На похоронах Драгиши Светик встретится с Владо Марковичем; стоя рядышком, он выслушают глупые речи, обращенные к покойнику, на которые тому, покоящемуся в гробу, было наплевать. Противник адвоката, с которым они недавно сражались на процессе, теперь был одет уже не так тщательно, как прежде, и взгляд у него был какой-то тусклый, остекленевший. Некогда быстро делавший карьеру, поднимаясь по судебно-политической лестнице, успешный молодой человек внезапно растерял весь свой авторитет, заработанный предыдущей работой, и его тихо уволили из прокуратуры. Новое место ему подыскали в страховой компании, где он, прикрывшись своими черногорскими связями, все-таки стал директором, хотя и не такого высокого ранга.
Когда речи закончились, Владо тихонько спросил:
– Скажи мне, Светик, ты это с товарищем Стане выдумал или тот в самом деле сказал, какой вынести приговор по делу молодого Андрея?
Русский с трогательным простодушием положил руку на сердце.
– Честное слово коммуниста, Владо! Мне сказал. При отце парня. Вот, спроси его сам. Он о тебя ноги вытер. Сломал карьеру.
Владо посмотрел на него с некоторым сомнением, после чего покачал головой.
– Я так и думал. Эти словенцы вечно нас предают.
Судьба молодого черногорского карьериста сама по себе не очень волновала Петрониевича, потому что он знал, что сородичи и побратимы возьмут его под свое крыло, но этот факт добавил свою лепту в его дурное настроение. И это настроение стало похожим на неизвестную грозную бесшумную птицу, настойчиво парящую над его головой.
Может, и я, подумал Светик, приложил руку к тому, что хорошего человека Драгишу Митровича уложили в дорогой полированный дубовый гроб?

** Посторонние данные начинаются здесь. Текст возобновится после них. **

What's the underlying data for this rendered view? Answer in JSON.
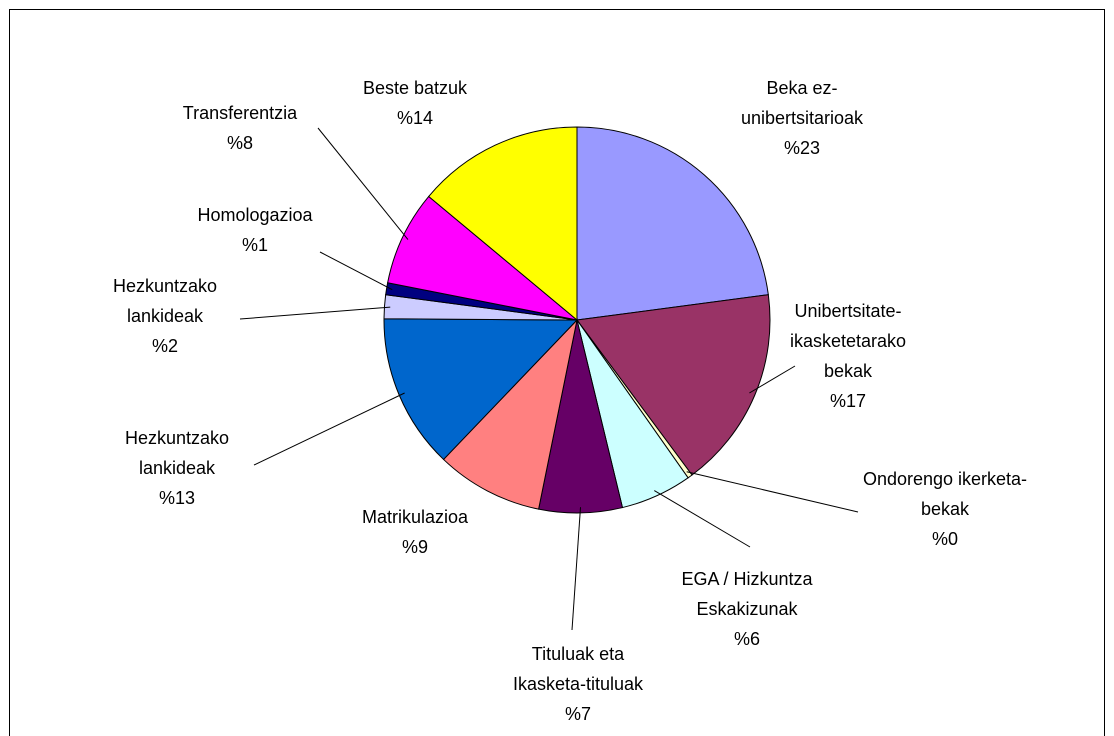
{
  "chart_data": {
    "type": "pie",
    "categories": [
      "Beka ez-unibertsitarioak",
      "Unibertsitate-ikasketetarako bekak",
      "Ondorengo ikerketa-bekak",
      "EGA / Hizkuntza Eskakizunak",
      "Tituluak eta Ikasketa-tituluak",
      "Matrikulazioa",
      "Hezkuntzako lankideak",
      "Hezkuntzako lankideak",
      "Homologazioa",
      "Transferentzia",
      "Beste batzuk"
    ],
    "values": [
      23,
      17,
      0.4,
      6,
      7,
      9,
      13,
      2,
      1,
      8,
      14
    ],
    "value_labels": [
      "%23",
      "%17",
      "%0",
      "%6",
      "%7",
      "%9",
      "%13",
      "%2",
      "%1",
      "%8",
      "%14"
    ],
    "colors": [
      "#9999ff",
      "#993366",
      "#ffffcc",
      "#ccffff",
      "#660066",
      "#ff8080",
      "#0066cc",
      "#ccccff",
      "#000080",
      "#ff00ff",
      "#ffff00"
    ]
  }
}
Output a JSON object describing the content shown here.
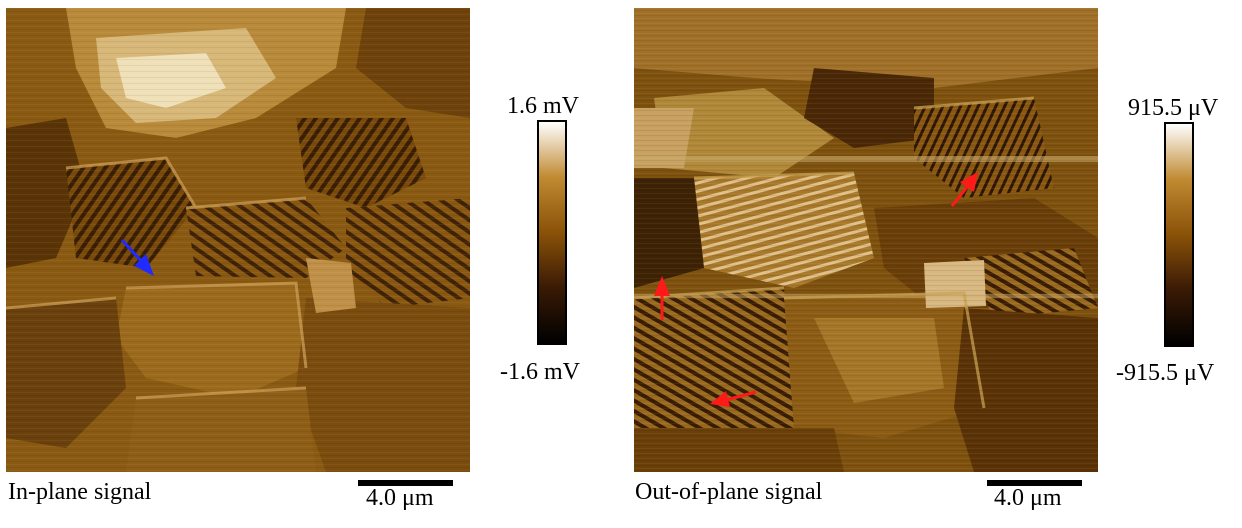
{
  "panels": [
    {
      "caption": "In-plane signal",
      "scale_bar_label": "4.0 μm",
      "colorbar": {
        "max_label": "1.6 mV",
        "min_label": "-1.6 mV"
      },
      "arrows": [
        {
          "color": "#1f2bff"
        }
      ]
    },
    {
      "caption": "Out-of-plane signal",
      "scale_bar_label": "4.0 μm",
      "colorbar": {
        "max_label": "915.5 μV",
        "min_label": "-915.5 μV"
      },
      "arrows": [
        {
          "color": "#ff1a1a"
        },
        {
          "color": "#ff1a1a"
        },
        {
          "color": "#ff1a1a"
        }
      ]
    }
  ],
  "colormap": {
    "colors": [
      "#000000",
      "#3a1a05",
      "#8a5208",
      "#c08a32",
      "#ffffff"
    ]
  }
}
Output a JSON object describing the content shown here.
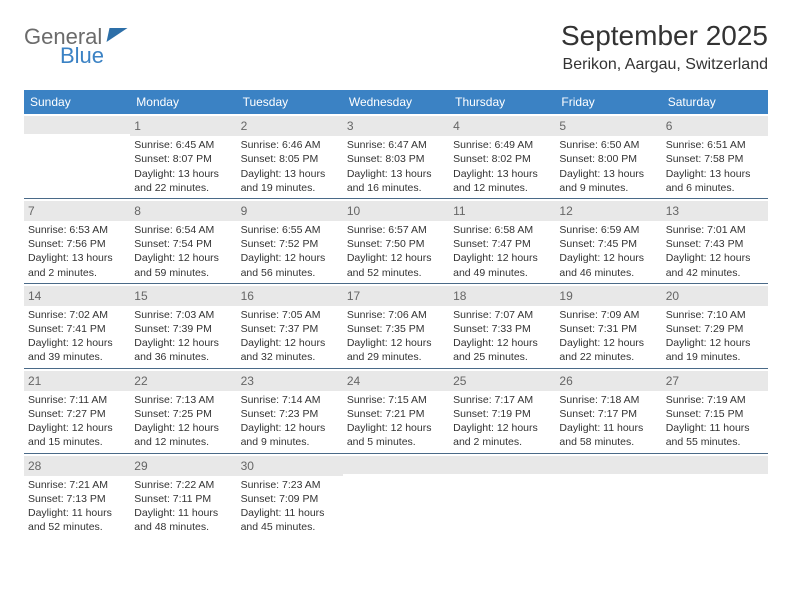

Но он решительно отбросит сомнение. Еще чего! Глупости! И вскоре объяснит его воспоминанием о пророческих словах покойного, сказанных тогда в «Газели», что после смерти люди так и не узнают, что он таил в себе, и вместе с ним в гроб ляжет вся неповторимая его сущность, как будто его никогда и не было на белом свете. И в самом деле, никто на похоронах, как показалось расстроенному адвокату, даже не задумался над этим.
Но самый тяжелый удар из-за молодого Андрея, который, собственно, стал первым, нанесла ему семья осужденного.
Гонорар за защиту юноши был, как обычно, высоким, или даже побольше, и составлял примерно годовую полковничью пенсию. Размер его, разумеется, определил Радован. В разговоре на эту тему Светик намекнул шефу, что сумма могла бы быть и поменьше.
Но Миокович, глянув на него поверх очков, спокойно сказал:
– Это для их же пользы. Никто в Югославии, кроме тебя, не сумел бы это сделать для них. Если кто-то хочет диссиденствовать, то должен платить за это. Диссидентство дорогого стоит. Пусть родители это прочувствуют.
Последняя фраза была откуда-то знакома Светику, и она нравилась ему, хотя, подумал он, в данном случае без нее можно было бы и обойтись. Однако он не огорчился.
Полковник принял условие без сопротивления, попросив только выплатить гонорар в три приема. И треть суммы заплатил сразу. Радован оставил пачку банкнот на столе и, не пересчитывая, принялся разыгрывать роль гостеприимного хозяина, не переставая нахваливать блестящего защитника Петрониевича.